Sources say that there is a larger message in Thackeray’s decision to concede to his MPs on Murmu: that he is willing – even eager – to maintain cordial relations with Prime Minister Narendra Modi and mend broken fences with the Centre. Through his decision on Murmu, Thackeray would want to subtly convey that the Sena-BJP relationship is still an open-ended affair.
Defending the Sena’s decision to back Murmu, a senior leader said, “When a tribal woman candidate is projected for the first time (for the post of President), why would anybody object? Any attempt to oppose the decision will not go well amongst the tribals of Maharashtra.”
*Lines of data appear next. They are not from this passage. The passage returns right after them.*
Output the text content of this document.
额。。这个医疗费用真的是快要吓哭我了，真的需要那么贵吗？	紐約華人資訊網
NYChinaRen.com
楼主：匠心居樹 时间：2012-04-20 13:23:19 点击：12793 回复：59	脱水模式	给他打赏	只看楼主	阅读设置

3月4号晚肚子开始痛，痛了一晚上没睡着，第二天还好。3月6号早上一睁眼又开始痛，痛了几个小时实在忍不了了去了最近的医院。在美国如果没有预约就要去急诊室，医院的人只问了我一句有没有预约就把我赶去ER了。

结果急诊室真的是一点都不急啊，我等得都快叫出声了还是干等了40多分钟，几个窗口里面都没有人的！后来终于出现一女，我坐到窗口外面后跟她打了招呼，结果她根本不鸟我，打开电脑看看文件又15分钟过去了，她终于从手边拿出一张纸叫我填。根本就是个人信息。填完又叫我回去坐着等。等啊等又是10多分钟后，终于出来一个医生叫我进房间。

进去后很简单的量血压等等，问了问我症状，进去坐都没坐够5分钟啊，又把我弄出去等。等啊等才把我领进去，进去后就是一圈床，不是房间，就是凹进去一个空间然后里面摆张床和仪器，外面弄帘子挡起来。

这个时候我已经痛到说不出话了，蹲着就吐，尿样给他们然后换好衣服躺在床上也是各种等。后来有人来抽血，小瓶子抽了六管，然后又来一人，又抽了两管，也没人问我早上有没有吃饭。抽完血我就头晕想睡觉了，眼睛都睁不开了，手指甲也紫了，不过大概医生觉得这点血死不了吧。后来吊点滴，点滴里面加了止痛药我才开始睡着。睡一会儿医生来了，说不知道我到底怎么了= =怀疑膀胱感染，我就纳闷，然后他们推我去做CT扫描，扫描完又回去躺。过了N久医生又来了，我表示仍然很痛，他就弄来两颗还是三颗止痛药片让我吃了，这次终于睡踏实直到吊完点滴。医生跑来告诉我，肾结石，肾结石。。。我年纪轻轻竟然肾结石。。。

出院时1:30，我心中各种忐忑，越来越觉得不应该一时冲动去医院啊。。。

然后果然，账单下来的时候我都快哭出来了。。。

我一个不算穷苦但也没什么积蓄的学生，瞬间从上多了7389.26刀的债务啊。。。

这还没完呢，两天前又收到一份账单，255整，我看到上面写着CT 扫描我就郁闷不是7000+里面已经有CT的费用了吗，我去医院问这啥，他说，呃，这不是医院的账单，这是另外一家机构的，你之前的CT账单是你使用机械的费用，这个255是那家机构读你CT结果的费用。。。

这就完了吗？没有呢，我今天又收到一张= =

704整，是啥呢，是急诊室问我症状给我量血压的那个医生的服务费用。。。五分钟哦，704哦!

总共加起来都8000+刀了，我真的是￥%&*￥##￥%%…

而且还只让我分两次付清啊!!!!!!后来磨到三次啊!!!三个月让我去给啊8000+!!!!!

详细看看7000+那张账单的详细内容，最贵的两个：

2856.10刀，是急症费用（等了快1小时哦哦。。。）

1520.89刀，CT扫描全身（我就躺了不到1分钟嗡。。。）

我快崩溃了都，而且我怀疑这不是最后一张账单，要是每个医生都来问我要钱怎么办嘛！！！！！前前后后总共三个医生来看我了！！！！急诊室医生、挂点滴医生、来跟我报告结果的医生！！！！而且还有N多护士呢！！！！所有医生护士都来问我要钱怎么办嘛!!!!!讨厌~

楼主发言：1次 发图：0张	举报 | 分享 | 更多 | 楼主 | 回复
The leader went on to admit that the party had “limited options”.
“On the one hand we have an educated and experienced tribal leader in Murmu. On the other hand, we have Yashwant Sinha as the Opposition candidate. Even within the Opposition there is no consensus on Sinha. Why should the Sena support him then?”
Sena insiders point to how party founder Bal Thackeray had set aside ideological and political differences to twice support the UPA’s presidential candidates – Pratibha Patil and Pranab Mukherjee.
Saying Thackeray played smart by supporting Murmu, a Sena leader said, “In politics, you don’t slam doors for ever. Who can predict the future?”
The BJP has welcomed Thackeray’s decision to support Murmu. A state BJP functionary said, “In politics, there are no permanent friends or enemies. Even the BJP central leadership would not want to end relations with the Thackerays.” Party sources said that in the BJP’s core committee meetings, state and central leaders have strictly urged the cadre not to target Thackeray. The BJP also decided not to include Aaditya Thackeray’s name in the list of MLAs whose disqualification it sought.
A BJP general secretary said, “If the Sena is willing to embrace the Shinde-led rebels and have an alliance with the BJP, the central leadership will assist them. After all, all it takes is a phone call or a meeting between the PM and Thackeray.”